Alberto Nadal (Madrid, 1970), secrétaire adjoint à l’Économie du PP, critique le retard du gouvernement dans les mesures anti-crise approuvées vendredi lors d’un Conseil des ministres « embarrassant ». Il est fier que l’Exécutif reprenne certaines de ses propositions d’il y a deux semaines et affirme que la position de son parti sur le décret royal dépendra de celles qui seront incluses et de celles qui ne le seront pas.
– Que pensez-vous des mesures du Gouvernement pour atténuer le choc énergétique ?
– La première réflexion est que nous avons assisté à un spectacle embarrassant au Conseil des Ministres dans lequel le Président du Gouvernement a dû le retarder de trois heures parce qu’il y avait cinq ministres, de Sumar, qui refusaient d’entrer dans la salle. Cela n’arrive dans aucun pays normal. Et ce que cela montre, c’est que la fracture du Parlement, qui empêche de gouverner, a déjà été transférée au Conseil des ministres, et que la division interne du gouvernement rend le pays ingouvernable. La deuxième réflexion est que certaines des questions les plus importantes soulevées par le PP il y a deux semaines, et ridiculisées par le gouvernement, semblent avoir été assumées par l’exécutif. Ce qui veut dire que nous n’étions pas si loin du chemin, car c’était ce que faisaient d’autres pays européens. Le gouvernement aurait pu prendre ces mesures il y a deux semaines, mais il est toujours en retard sur les questions urgentes.
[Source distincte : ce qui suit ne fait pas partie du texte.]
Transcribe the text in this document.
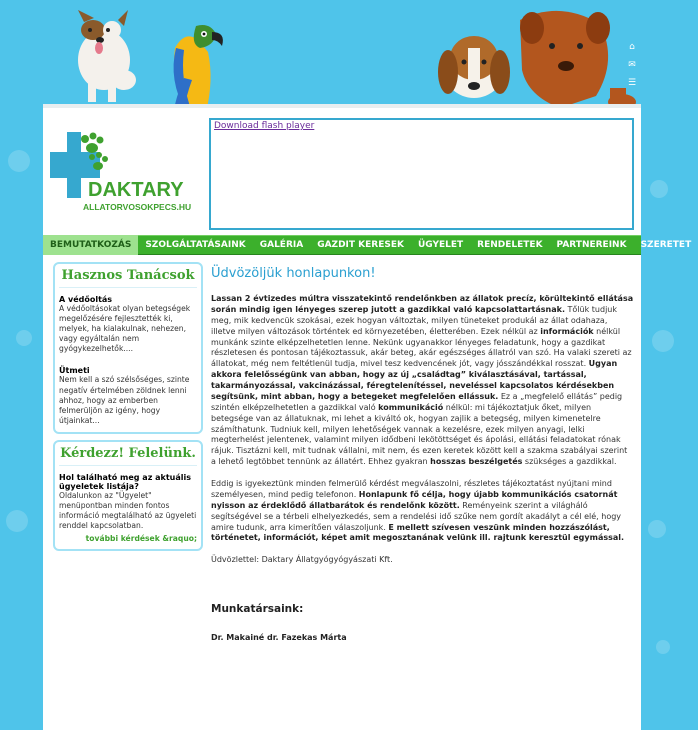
⌂
✉
☰
DAKTARY
ALLATORVOSOKPECS.HU
Download flash player
BEMUTATKOZÁS	SZOLGÁLTATÁSAINK	GALÉRIA	GAZDIT KERESEK	ÜGYELET	RENDELETEK	PARTNEREINK	SZERETET
Hasznos Tanácsok
A védőoltás

A védőoltásokat olyan betegségek megelőzésére fejlesztették ki, melyek, ha kialakulnak, nehezen, vagy egyáltalán nem gyógykezelhetők....

Ütmeti

Nem kell a szó szélsőséges, szinte negatív értelmében zöldnek lenni ahhoz, hogy az emberben felmerüljön az igény, hogy útjainkat...

Kérdezz! Felelünk.
Hol található meg az aktuális ügyeletek listája?

Oldalunkon az "Ügyelet" menüpontban minden fontos információ megtalálható az ügyeleti renddel kapcsolatban.

további kérdések &raquo;
Üdvözöljük honlapunkon!

Lassan 2 évtizedes múltra visszatekintő rendelőnkben az állatok precíz, körültekintő ellátása során mindig igen lényeges szerep jutott a gazdikkal való kapcsolattartásnak. Tőlük tudjuk meg, mik kedvencük szokásai, ezek hogyan változtak, milyen tüneteket produkál az állat odahaza, illetve milyen változások történtek ed környezetében, életterében. Ezek nélkül az információk nélkül munkánk szinte elképzelhetetlen lenne. Nekünk ugyanakkor lényeges feladatunk, hogy a gazdikat részletesen és pontosan tájékoztassuk, akár beteg, akár egészséges állatról van szó. Ha valaki szereti az állatokat, még nem feltétlenül tudja, mivel tesz kedvencének jót, vagy jósszándékkal rosszat. Ugyan akkora felelősségünk van abban, hogy az új „családtag” kiválasztásával, tartással, takarmányozással, vakcinázással, féregtelenítéssel, neveléssel kapcsolatos kérdésekben segítsünk, mint abban, hogy a betegeket megfelelően ellássuk. Ez a „megfelelő ellátás” pedig szintén elképzelhetetlen a gazdikkal való kommunikáció nélkül: mi tájékoztatjuk őket, milyen betegsége van az állatuknak, mi lehet a kiváltó ok, hogyan zajlik a betegség, milyen kimenetelre számíthatunk. Tudniuk kell, milyen lehetőségek vannak a kezelésre, ezek milyen anyagi, lelki megterhelést jelentenek, valamint milyen idődbeni lekötöttséget és ápolási, ellátási feladatokat rónak rájuk. Tisztázni kell, mit tudnak vállalni, mit nem, és ezen keretek között kell a szakma szabályai szerint a lehető legtöbbet tennünk az állatért. Ehhez gyakran hosszas beszélgetés szükséges a gazdikkal.

Eddig is igyekeztünk minden felmerülő kérdést megválaszolni, részletes tájékoztatást nyújtani mind személyesen, mind pedig telefonon. Honlapunk fő célja, hogy újabb kommunikációs csatornát nyisson az érdeklődő állatbarátok és rendelőnk között. Reményeink szerint a világháló segítségével se a térbeli elhelyezkedés, sem a rendelési idő szűke nem gordít akadályt a cél elé, hogy amire tudunk, arra kimerítően válaszoljunk. E mellett szívesen veszünk minden hozzászólást, történetet, információt, képet amit megosztanának velünk ill. rajtunk keresztül egymással.

Üdvözlettel: Daktary Állatgyógyógyászati Kft.

Munkatársaink:
Dr. Makainé dr. Fazekas Márta
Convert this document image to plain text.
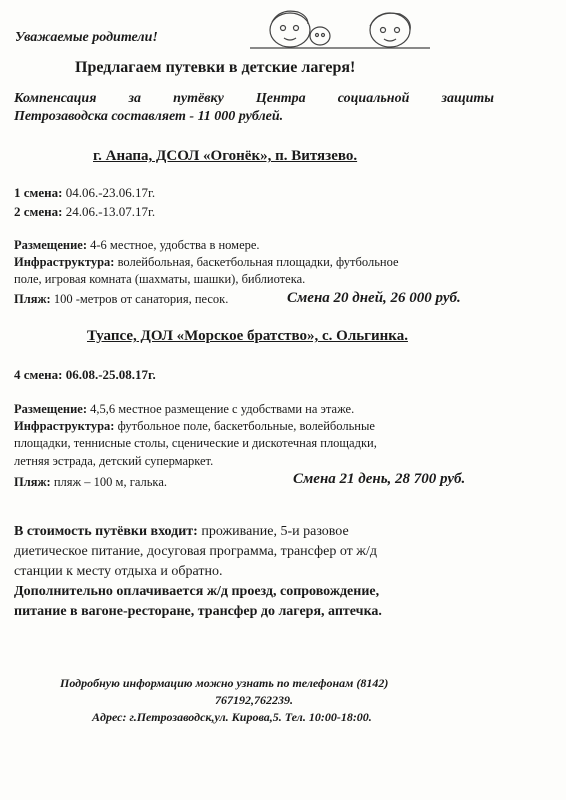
Уважаемые родители!
Предлагаем путевки в детские лагеря!
Компенсация за путёвку Центра социальной защиты
Петрозаводска составляет - 11 000 рублей.
г. Анапа, ДСОЛ «Огонёк», п. Витязево.
1 смена: 04.06.-23.06.17г.
2 смена: 24.06.-13.07.17г.
Размещение: 4-6 местное, удобства в номере.
Инфраструктура: волейбольная, баскетбольная площадки, футбольное
поле, игровая комната (шахматы, шашки), библиотека.
Пляж: 100 -метров от санатория, песок.	Смена 20 дней, 26 000 руб.
Туапсе, ДОЛ «Морское братство», с. Ольгинка.
4 смена: 06.08.-25.08.17г.
Размещение: 4,5,6 местное размещение с удобствами на этаже.
Инфраструктура: футбольное поле, баскетбольные, волейбольные
площадки, теннисные столы, сценические и дискотечная площадки,
летняя эстрада, детский супермаркет.
Пляж: пляж – 100 м, галька.	Смена 21 день, 28 700 руб.
В стоимость путёвки входит: проживание, 5-и разовое
диетическое питание, досуговая программа, трансфер от ж/д
станции к месту отдыха и обратно.
Дополнительно оплачивается ж/д проезд, сопровождение,
питание в вагоне-ресторане, трансфер до лагеря, аптечка.
Подробную информацию можно узнать по телефонам (8142)
767192,762239.
Адрес: г.Петрозаводск,ул. Кирова,5. Тел. 10:00-18:00.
– Quelles sont ces questions urgentes ?
– Le plus important est que la détérioration du pouvoir d’achat des classes moyennes espagnoles précède la hausse des prix de l’énergie. Si nous voyons comment les salaires ont évolué face à l’inflation, nous voyons à quel point celle-ci a englouti toute la croissance des salaires au cours des 7 dernières années.
– Le secrétaire général du PP, Miguel Tellado, a déclaré qu’il s’agissait d’un décret « de droite ». Comment expliquez-vous que le PP ait voté non ?
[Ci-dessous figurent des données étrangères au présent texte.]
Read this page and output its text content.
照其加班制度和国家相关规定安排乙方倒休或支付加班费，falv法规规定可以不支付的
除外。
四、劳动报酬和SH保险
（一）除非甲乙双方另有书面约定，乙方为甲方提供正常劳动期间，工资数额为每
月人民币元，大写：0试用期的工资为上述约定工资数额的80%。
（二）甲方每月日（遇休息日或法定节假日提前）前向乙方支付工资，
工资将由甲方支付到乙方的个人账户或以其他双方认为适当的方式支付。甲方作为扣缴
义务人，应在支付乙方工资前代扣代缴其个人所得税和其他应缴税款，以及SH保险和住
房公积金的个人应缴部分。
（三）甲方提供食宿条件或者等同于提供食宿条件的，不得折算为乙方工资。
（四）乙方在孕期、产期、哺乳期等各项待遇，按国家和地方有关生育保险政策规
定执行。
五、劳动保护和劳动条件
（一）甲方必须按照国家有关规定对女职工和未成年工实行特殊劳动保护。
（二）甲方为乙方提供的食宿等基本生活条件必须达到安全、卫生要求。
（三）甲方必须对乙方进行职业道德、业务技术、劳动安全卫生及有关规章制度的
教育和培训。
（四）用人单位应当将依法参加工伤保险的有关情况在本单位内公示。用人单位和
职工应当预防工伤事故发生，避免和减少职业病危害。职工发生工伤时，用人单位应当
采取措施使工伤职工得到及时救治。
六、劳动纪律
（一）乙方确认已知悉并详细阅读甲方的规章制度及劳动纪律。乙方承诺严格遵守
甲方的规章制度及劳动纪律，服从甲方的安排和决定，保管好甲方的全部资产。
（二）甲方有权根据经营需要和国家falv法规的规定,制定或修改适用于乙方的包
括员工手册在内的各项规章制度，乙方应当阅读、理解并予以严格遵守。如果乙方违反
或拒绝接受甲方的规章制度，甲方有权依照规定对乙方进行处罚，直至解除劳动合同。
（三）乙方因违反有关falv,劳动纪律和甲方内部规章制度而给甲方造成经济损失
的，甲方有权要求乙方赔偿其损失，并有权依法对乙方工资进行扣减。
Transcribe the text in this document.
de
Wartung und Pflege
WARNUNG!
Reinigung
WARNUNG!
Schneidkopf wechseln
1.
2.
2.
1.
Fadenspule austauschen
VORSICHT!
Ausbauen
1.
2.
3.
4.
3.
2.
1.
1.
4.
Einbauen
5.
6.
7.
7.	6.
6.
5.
– Le secrétaire général faisait référence à un décret de droite et de gauche pour distinguer celui qui venait du noyau du Gouvernement de celui qui venait de Sumar, mais en même temps, celui du noyau du Gouvernement incorpore des éléments, selon ce que dit Pedro Sánchez, de ce que le PP avait proposé. Et nous devons voir exactement quels éléments de ceux que nous avons proposés sont inclus et lesquels ne le sont pas et c’est ce qui déterminera finalement notre position avant l’arrêté royal.
– D’après ce que l’on sait, qu’est-ce qui vous fait soupçonner ?
– Nous regrettons grandement la proposition de réduire l’imposition directe de l’impôt sur le revenu des familles, notamment avec enfants, qui sont les plus touchées par la hausse des prix de l’énergie et de l’alimentation. Nous avons besoin de nombreuses précisions sur de nombreuses questions et il y a une partie des marges commerciales dont nous ne savons pas à quoi elles font référence.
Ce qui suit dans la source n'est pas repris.